Am 26.07.2011 18:57, schrieb Corey Bryant:
> 
> Kevin, thanks for the input.
> 
> On 07/26/2011 11:18 AM, Kevin Wolf wrote:
>> Am 26.07.2011 14:51, schrieb Corey Bryant:
>>>>  sVirt provides SELinux MAC isolation for Qemu guest processes and their
>>>>  corresponding resources (image files). sVirt provides this support
>>>>  by labeling guests and resources with security labels that are stored
>>>>  in file system extended attributes. Some file systems, such as NFS, do
>>>>  not support the extended attribute security namespace, which is needed
>>>>  for image file isolation when using the sVirt SELinux security driver
>>>>  in libvirt.
>>>>
>>>>  The proposed solution entails a combination of Qemu, libvirt, and
>>>>  SELinux patches that work together to isolate multiple guests' images
>>>>  when they're stored in the same NFS mount. This results in an
>>>>  environment where sVirt isolation and NFS image file isolation can both
>>>>  be provided.
>>>>
>>>>  This patch contains the Qemu code to support this solution. I would
>>>>  like to solicit input from the libvirt community prior to starting
>>>>  the libvirt patch.
>>>>
>>>>  Currently, Qemu opens an image file in addition to performing the
>>>>  necessary read and write operations. The proposed solution will move
>>>>  the open out of Qemu and into libvirt. Once libvirt opens an image
>>>>  file for the guest, it will pass the file descriptor to Qemu via a
>>>>  new fd: protocol.
>>>>
>>>>  If the image file resides in an NFS mount, the following SELinux policy
>>>>  changes will provide image isolation:
>>>>
>>>>     - A new SELinux boolean is created (e.g. virt_read_write_nfs) to
>>>>       allow Qemu (svirt_t) to only have SELinux read and write
>>>>       permissions on nfs_t files
>>>>
>>>>     - Qemu (svirt_t) also gets SELinux use permissions on libvirt
>>>>       (virtd_t) file descriptors
>>>>
>>>>  Following is a sample invocation of Qemu using the fd: protocol on
>>>>  the command line:
>>>>
>>>>       qemu -drive file=fd:4,format=qcow2
>>>>
>>>>  The fd: protocol is also supported by the drive_add monitor command.
>>>>  This requires that the specified file descriptor is passed to the
>>>>  monitor alongside a prior getfd monitor command.
>>>>
>>>>  There are some additional features provided by certain image types
>>>>  where Qemu reopens the image file. All of these scenarios will be
>>>>  unsupported for the fd: protocol, at least for this patch:
>>>>
>>>>     - The -snapshot command line option
>>>>     - The savevm monitor command
>>>>     - The snapshot_blkdev monitor command
>>>>     - Use of copy-on-write image files
>>>>     - The -cdrom command line option
>>>>     - The -drive command line option with media=cdrom
>>>>     - The change monitor command
>>>>
>>>>  The thought is that this support can be added in the future, but is
>>>>  not required for the initial fd: support.
>>>>
>>>>  This patch was tested with the following formats: raw, cow, qcow,
>>>>  qcow2, qed, and vmdk, using the fd: protocol from the command line
>>>>  and the monitor.
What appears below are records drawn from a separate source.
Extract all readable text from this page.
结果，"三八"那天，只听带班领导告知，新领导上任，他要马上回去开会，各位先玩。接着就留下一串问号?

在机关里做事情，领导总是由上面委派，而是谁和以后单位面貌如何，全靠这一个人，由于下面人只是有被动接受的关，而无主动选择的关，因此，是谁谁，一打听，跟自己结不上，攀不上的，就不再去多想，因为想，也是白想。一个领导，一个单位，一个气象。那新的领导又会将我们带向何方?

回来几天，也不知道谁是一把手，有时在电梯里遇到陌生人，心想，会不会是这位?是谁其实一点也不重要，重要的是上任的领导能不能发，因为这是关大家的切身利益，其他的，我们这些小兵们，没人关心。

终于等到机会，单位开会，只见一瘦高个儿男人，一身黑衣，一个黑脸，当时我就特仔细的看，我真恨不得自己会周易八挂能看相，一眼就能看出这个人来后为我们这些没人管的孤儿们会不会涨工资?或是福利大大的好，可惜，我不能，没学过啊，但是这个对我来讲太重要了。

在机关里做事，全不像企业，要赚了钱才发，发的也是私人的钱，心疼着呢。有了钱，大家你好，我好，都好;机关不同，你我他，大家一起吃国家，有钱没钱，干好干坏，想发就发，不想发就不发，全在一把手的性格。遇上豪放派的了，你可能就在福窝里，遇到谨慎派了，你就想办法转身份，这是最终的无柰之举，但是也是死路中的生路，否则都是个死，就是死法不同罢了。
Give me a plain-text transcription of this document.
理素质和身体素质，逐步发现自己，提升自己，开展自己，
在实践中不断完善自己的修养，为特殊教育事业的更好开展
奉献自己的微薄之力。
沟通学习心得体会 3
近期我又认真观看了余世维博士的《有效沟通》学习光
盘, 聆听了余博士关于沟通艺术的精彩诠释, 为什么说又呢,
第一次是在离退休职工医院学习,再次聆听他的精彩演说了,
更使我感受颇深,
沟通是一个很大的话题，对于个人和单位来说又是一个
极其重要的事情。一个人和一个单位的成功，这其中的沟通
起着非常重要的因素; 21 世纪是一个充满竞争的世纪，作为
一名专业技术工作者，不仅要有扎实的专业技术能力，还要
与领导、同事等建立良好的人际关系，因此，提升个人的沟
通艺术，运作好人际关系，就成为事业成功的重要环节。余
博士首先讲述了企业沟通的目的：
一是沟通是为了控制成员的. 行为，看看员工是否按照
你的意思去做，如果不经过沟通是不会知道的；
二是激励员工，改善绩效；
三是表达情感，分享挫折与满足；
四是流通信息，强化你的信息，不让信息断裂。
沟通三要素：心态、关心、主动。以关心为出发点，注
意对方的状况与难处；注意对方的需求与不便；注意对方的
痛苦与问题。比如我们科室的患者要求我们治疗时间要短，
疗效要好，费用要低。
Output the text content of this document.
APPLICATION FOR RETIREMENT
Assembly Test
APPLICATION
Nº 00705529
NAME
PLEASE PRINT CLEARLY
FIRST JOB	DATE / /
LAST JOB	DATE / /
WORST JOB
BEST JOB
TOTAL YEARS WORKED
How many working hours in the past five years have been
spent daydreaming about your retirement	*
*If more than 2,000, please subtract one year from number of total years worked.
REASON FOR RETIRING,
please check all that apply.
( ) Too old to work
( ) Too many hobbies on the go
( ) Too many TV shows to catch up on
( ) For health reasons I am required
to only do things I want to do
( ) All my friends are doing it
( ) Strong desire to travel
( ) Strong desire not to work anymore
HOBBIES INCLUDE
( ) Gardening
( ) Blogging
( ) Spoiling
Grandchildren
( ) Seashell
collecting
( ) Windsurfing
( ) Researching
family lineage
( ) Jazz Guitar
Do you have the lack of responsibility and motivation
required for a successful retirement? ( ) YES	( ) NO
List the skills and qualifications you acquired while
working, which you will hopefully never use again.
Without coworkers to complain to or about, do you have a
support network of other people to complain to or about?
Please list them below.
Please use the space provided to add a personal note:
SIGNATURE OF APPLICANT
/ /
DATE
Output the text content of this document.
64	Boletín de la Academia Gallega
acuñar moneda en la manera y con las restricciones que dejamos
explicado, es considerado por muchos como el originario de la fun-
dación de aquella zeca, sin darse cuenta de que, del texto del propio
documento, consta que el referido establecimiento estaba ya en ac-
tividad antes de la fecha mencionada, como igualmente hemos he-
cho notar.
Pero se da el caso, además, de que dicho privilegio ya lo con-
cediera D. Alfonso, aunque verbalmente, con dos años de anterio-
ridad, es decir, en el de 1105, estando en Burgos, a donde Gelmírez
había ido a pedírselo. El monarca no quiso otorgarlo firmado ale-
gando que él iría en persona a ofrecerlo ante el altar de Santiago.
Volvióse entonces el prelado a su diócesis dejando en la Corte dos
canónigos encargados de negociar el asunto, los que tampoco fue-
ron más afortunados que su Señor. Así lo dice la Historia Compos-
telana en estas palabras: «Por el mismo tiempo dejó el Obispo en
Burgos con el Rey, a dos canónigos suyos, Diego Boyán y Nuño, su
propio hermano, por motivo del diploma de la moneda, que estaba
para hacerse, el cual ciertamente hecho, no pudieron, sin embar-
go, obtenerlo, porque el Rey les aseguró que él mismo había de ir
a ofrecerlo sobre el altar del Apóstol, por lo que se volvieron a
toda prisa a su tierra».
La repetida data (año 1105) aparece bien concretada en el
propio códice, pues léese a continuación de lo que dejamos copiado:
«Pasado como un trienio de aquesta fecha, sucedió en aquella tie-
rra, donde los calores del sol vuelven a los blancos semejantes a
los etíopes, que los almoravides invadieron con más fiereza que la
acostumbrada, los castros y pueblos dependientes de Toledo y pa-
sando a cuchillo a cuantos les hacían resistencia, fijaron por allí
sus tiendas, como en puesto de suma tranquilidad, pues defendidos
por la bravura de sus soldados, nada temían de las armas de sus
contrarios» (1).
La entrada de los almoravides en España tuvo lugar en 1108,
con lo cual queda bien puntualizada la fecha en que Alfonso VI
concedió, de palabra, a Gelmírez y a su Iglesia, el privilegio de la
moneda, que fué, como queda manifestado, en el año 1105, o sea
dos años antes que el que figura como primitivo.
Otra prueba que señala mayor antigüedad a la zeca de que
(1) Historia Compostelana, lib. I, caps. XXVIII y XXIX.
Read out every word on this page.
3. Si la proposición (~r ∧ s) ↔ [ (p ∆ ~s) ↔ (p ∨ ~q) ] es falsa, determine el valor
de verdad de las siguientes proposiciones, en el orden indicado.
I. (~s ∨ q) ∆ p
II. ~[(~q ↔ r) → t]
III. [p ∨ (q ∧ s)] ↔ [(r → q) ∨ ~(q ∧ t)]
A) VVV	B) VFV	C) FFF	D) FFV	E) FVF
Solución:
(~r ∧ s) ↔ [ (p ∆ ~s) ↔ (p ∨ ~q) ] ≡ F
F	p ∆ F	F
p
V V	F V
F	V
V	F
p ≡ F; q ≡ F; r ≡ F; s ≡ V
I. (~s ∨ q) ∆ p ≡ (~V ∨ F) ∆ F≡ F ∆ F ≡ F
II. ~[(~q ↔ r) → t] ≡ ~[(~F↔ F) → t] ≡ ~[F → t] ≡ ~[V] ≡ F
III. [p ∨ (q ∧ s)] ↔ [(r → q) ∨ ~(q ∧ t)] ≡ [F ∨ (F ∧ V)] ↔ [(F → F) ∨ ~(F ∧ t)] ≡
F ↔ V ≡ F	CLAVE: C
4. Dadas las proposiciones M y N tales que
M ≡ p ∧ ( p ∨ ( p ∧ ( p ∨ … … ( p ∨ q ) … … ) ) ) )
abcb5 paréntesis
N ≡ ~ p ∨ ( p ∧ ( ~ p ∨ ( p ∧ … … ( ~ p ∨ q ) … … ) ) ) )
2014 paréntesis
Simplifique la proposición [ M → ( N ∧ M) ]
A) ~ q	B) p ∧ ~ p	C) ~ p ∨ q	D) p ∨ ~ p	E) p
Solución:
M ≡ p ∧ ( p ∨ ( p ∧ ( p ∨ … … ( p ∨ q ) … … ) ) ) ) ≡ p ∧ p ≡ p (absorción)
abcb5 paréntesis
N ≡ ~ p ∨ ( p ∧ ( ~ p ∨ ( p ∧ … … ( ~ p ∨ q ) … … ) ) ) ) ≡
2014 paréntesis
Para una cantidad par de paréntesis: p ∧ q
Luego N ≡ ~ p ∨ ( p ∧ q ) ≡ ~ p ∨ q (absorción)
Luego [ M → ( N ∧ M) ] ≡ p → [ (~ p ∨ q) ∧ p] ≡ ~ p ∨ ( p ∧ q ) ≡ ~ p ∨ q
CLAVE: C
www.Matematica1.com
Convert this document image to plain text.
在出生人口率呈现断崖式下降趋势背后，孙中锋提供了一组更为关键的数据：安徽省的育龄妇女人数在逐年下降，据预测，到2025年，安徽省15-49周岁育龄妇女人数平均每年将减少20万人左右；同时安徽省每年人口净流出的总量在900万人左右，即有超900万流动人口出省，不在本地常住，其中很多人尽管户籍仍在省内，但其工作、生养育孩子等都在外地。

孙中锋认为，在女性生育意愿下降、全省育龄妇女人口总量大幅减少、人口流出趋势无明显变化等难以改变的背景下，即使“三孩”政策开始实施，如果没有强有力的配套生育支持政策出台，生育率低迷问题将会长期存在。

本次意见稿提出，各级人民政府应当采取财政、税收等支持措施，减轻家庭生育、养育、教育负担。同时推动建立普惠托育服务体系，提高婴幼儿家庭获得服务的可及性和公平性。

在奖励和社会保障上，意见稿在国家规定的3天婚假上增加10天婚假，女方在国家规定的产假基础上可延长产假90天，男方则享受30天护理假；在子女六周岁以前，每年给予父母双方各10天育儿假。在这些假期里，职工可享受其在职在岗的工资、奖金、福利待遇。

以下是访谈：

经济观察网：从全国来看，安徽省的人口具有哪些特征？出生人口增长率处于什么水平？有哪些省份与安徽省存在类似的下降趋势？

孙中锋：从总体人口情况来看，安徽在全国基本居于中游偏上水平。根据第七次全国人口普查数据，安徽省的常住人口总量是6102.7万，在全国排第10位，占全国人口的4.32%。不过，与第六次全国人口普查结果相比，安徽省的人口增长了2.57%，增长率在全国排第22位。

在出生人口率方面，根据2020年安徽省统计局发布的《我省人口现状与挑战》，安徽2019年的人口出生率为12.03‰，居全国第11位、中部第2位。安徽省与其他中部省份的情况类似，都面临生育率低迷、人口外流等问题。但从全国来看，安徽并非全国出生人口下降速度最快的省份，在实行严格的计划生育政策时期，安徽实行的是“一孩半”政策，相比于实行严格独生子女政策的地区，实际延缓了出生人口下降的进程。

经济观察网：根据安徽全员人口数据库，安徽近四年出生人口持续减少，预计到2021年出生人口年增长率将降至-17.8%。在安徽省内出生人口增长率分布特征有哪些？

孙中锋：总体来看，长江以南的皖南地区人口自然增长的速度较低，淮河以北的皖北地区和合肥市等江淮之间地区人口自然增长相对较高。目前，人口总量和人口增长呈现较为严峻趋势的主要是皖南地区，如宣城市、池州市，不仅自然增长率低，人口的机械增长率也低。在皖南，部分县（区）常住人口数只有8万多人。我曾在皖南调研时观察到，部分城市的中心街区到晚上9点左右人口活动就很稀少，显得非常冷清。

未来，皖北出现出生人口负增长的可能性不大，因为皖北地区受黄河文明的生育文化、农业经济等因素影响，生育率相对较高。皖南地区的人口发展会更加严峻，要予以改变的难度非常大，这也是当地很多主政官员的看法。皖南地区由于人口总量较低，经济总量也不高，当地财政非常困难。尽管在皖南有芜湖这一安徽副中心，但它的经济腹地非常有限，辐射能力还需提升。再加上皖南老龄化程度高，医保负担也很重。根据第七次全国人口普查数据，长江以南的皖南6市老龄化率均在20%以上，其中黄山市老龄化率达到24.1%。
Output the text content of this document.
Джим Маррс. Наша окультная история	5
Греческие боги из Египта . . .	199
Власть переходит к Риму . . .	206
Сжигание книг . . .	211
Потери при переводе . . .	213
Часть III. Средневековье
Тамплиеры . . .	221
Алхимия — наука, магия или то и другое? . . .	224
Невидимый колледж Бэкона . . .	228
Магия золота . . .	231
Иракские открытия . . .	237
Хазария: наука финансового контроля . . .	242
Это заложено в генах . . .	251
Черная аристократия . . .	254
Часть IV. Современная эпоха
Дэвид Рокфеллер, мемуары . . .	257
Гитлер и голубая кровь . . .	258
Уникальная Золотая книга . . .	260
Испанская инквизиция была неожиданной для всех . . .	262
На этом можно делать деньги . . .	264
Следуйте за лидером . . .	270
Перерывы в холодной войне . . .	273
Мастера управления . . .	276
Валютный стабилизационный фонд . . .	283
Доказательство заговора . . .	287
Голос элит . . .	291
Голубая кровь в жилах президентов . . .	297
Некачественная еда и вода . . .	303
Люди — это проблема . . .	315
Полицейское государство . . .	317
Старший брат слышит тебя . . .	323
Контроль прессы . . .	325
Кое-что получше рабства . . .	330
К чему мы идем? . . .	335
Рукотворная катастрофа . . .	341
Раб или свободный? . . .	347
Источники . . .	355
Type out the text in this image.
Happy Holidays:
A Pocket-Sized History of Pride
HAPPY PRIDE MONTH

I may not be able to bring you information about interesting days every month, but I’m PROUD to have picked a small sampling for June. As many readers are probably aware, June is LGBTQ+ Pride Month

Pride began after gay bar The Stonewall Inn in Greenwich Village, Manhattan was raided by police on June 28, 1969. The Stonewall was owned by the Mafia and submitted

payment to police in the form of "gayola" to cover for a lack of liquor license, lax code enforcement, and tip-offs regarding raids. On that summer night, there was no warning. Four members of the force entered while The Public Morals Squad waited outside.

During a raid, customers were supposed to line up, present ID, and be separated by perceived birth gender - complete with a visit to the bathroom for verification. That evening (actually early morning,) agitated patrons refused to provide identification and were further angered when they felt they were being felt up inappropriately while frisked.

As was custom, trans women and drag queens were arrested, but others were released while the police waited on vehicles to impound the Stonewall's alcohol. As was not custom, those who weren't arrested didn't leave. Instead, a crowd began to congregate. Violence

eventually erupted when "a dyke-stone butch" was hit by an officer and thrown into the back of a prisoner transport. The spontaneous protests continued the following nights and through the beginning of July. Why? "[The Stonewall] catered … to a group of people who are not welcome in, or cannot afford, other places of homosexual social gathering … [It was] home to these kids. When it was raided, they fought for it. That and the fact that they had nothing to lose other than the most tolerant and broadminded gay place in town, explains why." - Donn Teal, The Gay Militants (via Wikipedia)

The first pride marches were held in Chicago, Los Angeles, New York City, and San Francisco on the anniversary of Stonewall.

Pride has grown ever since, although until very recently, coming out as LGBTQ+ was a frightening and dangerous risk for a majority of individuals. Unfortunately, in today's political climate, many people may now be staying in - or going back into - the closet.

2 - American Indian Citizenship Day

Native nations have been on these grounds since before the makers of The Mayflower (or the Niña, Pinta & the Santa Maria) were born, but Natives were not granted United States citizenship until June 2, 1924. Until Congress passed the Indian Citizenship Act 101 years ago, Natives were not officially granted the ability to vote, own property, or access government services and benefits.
Tests were also run to verify existing file name
>>>>  support and qemu-img were not regressed. Non-valid file descriptors,
>>>>  fd: without format, snapshot and backing files, and cdrom were also
>>>>  tested.
>>>>
>>>>  v2:
>>>>     - Add drive_add monitor command support
>>>>     - Fence off unsupported features that re-open image file
>>>>
>>>>  v3:
>>>>     - Fence off cdrom and change monitor command support
>>>>
>>>>  Signed-off-by: Corey Bryant<coreyb linux vnet ibm com>
>>>>  ---
>>>>    block.c           |   16 ++++++++++
>>>>    block.h           |    1 +
>>>>    block/cow.c       |    5 +++
>>>>    block/qcow.c      |    5 +++
>>>>    block/qcow2.c     |    5 +++
>>>>    block/qed.c       |    4 ++
>>>>    block/raw-posix.c |   81 +++++++++++++++++++++++++++++++++++++++++++++++------
>>>>    block/vmdk.c      |    5 +++
>>>>    block_int.h       |    1 +
>>>>    blockdev.c        |   19 ++++++++++++
>>>>    monitor.c         |    5 +++
>>>>    monitor.h         |    1 +
>>>>    qemu-options.hx   |    8 +++--
>>>>    qemu-tool.c       |    5 +++
>>>>    14 files changed, 149 insertions(+), 12 deletions(-)
>>>>
>>>>  diff --git a/block.c b/block.c
>>>>  index 24a25d5..500db84 100644
>>>>  --- a/block.c
>>>>  +++ b/block.c
>>>>  @@ -536,6 +536,10 @@ int bdrv_open(BlockDriverState *bs, const char *filename, int flags,
>>>>            char tmp_filename[PATH_MAX];
>>>>            char backing_filename[PATH_MAX];
>>>>
>>>>  +        if (bdrv_is_fd_protocol(bs)) {
>>>>  +            return -ENOTSUP;
>>>>  +        }
>> Hm, shouldn't that just work even with fd?
>>
> 
> My thought was that the proposed SELinux changes would prevent the open 
> of the temporary backing file if the file corresponding to fd resides on 
> NFS.  But perhaps the backing file is not opened on NFS?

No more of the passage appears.